In nutshell, there might be more to gemcitabine and docetaxel regimen and in further trials collaborative effort must go on and try to delineate the subgroup that is benefitted by both drug regimens individually with the help of biomarkers.


  1. Seddon B, Strauss SJ, Whelan J, Leahy M, Woll PJ, Cowie F, et al. Gemcitabine and docetaxel versus doxorubicin as first-line treatment in previously untreated advanced unresectable or metastatic soft-tissue sarcomas (GeDDiS): a randomised controlled phase 3 trial. Lancet Oncol. 2017;18(10):1397-410.
  2. Tap WD. GeDDiS: insight into frontline therapy in soft tissue sarcoma. Lancet Oncol. 2017;18(10):1297-9.
  3. Verweij J. Other Endpoints in Screening Studies for Soft Tissue Sarcomas.

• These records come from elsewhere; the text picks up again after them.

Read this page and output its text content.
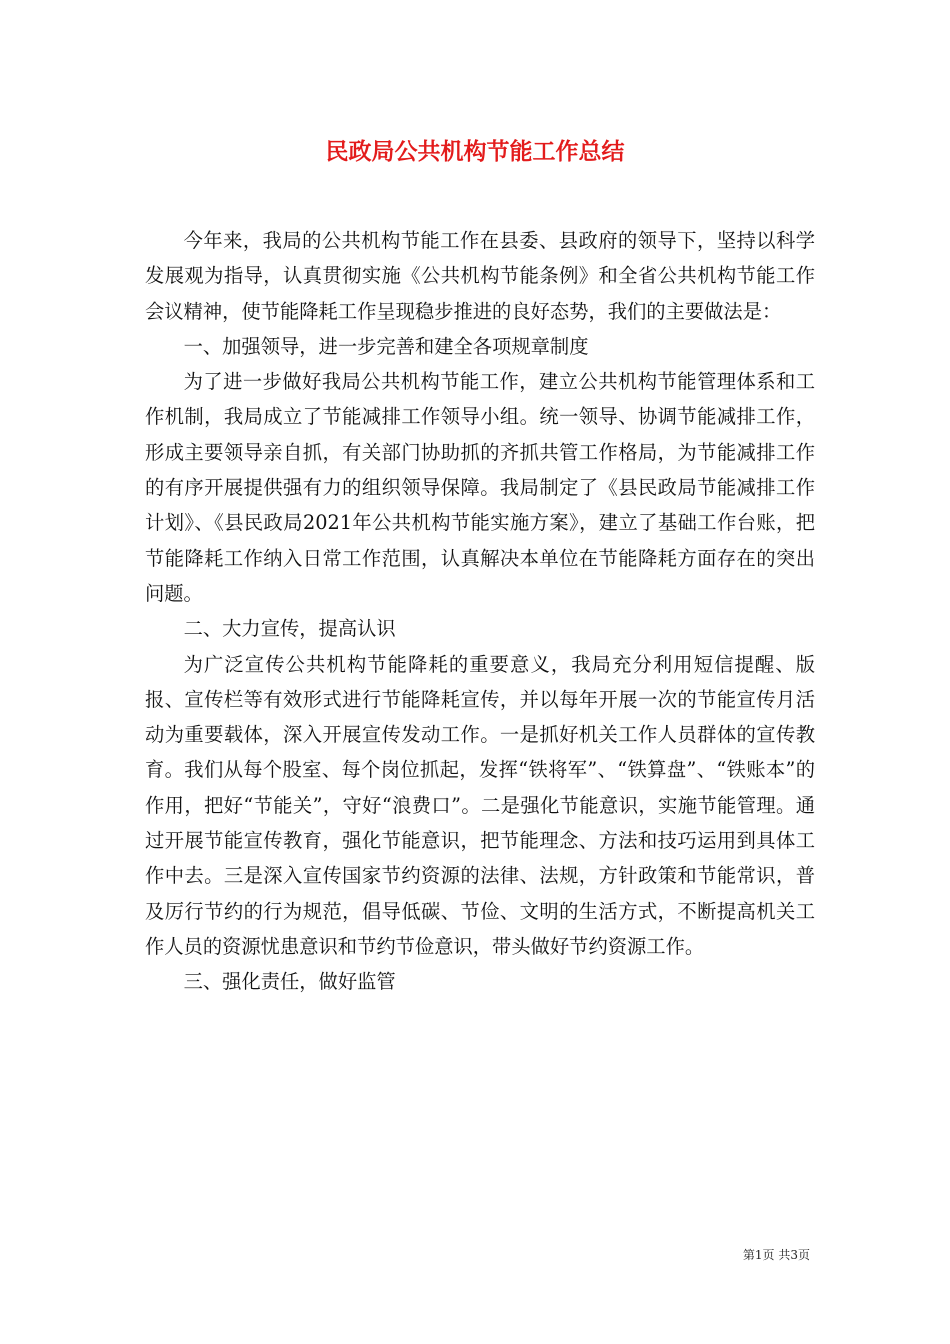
民政局公共机构节能工作总结

今年来，我局的公共机构节能工作在县委、县政府的领导下，坚持以科学发展观为指导，认真贯彻实施《公共机构节能条例》和全省公共机构节能工作会议精神，使节能降耗工作呈现稳步推进的良好态势，我们的主要做法是：

一、加强领导，进一步完善和建全各项规章制度

为了进一步做好我局公共机构节能工作，建立公共机构节能管理体系和工作机制，我局成立了节能减排工作领导小组。统一领导、协调节能减排工作，形成主要领导亲自抓，有关部门协助抓的齐抓共管工作格局，为节能减排工作的有序开展提供强有力的组织领导保障。我局制定了《县民政局节能减排工作计划》、《县民政局2021年公共机构节能实施方案》，建立了基础工作台账，把节能降耗工作纳入日常工作范围，认真解决本单位在节能降耗方面存在的突出问题。

二、大力宣传，提高认识

为广泛宣传公共机构节能降耗的重要意义，我局充分利用短信提醒、版报、宣传栏等有效形式进行节能降耗宣传，并以每年开展一次的节能宣传月活动为重要载体，深入开展宣传发动工作。一是抓好机关工作人员群体的宣传教育。我们从每个股室、每个岗位抓起，发挥“铁将军”、“铁算盘”、“铁账本”的作用，把好“节能关”，守好“浪费口”。二是强化节能意识，实施节能管理。通过开展节能宣传教育，强化节能意识，把节能理念、方法和技巧运用到具体工作中去。三是深入宣传国家节约资源的法律、法规，方针政策和节能常识，普及厉行节约的行为规范，倡导低碳、节俭、文明的生活方式，不断提高机关工作人员的资源忧患意识和节约节俭意识，带头做好节约资源工作。

三、强化责任，做好监管

第1页 共3页
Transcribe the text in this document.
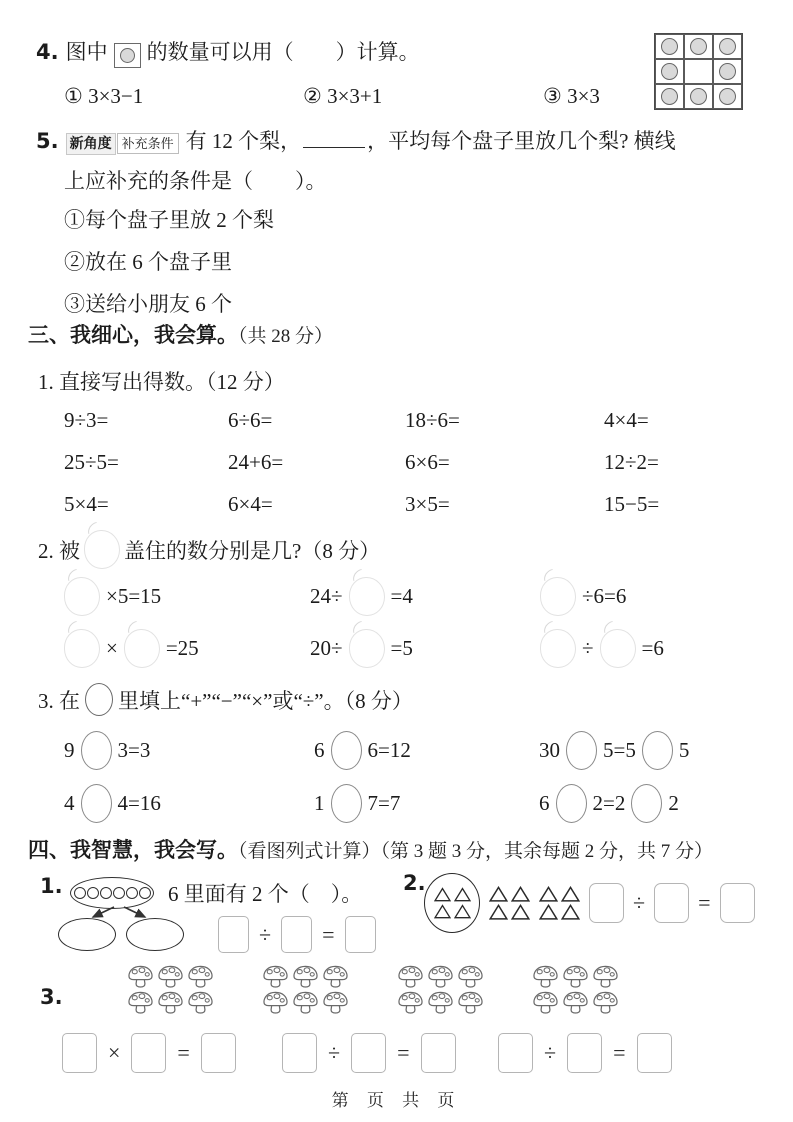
4. 图中 的数量可以用（　　）计算。
① 3×3−1	② 3×3+1	③ 3×3
5. 新角度 补充条件 有 12 个梨，	，平均每个盘子里放几个梨? 横线
上应补充的条件是（　　）。
①每个盘子里放 2 个梨
②放在 6 个盘子里
③送给小朋友 6 个
三、我细心，我会算。（共 28 分）
1. 直接写出得数。（12 分）
9÷3=	6÷6=	18÷6=	4×4=
25÷5=	24+6=	6×6=	12÷2=
5×4=	6×4=	3×5=	15−5=
2. 被 盖住的数分别是几?（8 分）
×5=15	24÷ =4	÷6=6
× =25	20÷ =5	÷ =6
3. 在 里填上“+”“−”“×”或“÷”。（8 分）
9 3=3	6 6=12	30 5=5 5
4 4=16	1 7=7	6 2=2 2
四、我智慧，我会写。（看图列式计算）（第 3 题 3 分，其余每题 2 分，共 7 分）
1.	6 里面有 2 个（　）。
÷ =
2.
÷ =
3.
×	=	÷	=	÷	=
第 页 共 页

Oncologist. 2008;13(2): 27-31.
  4. Zer A, Prince RM, Amir E, Abdul Razak A. Evolution of Randomized Trials in Advanced/Metastatic Soft Tissue Sarcoma: End Point Selection, Surrogacy, and Quality of Reporting. J Clin Oncol. 2016;34(13):1469-75.
  5. Schöffski P, Chawla S, Maki RG, Italiano A, Gelderblom H, Choy E, et al. Eribulin versus dacarbazine in previously treated patients with advanced liposarcoma or leiomyosarcoma: a randomised, open-label, multicentre, phase 3 trial. Lancet. 2016;387(10028):1629-37.
  6. Coens C, van der Graaf WT, Blay JY, Chawla SP, Judson I, Sanfilippo R, et al. Health-related quality-of-life results from PALETTE: A randomized, double-blind, phase 3 trial of pazopanib versus placebo in patients with soft tissue sarcoma whose disease has progressed during or after prior chemotherapy-a European Organization for research and treatment of cancer soft tissue and bone sarcoma group global network study (EORTC 62072). Cancer. 2015;121(17): 2933-41.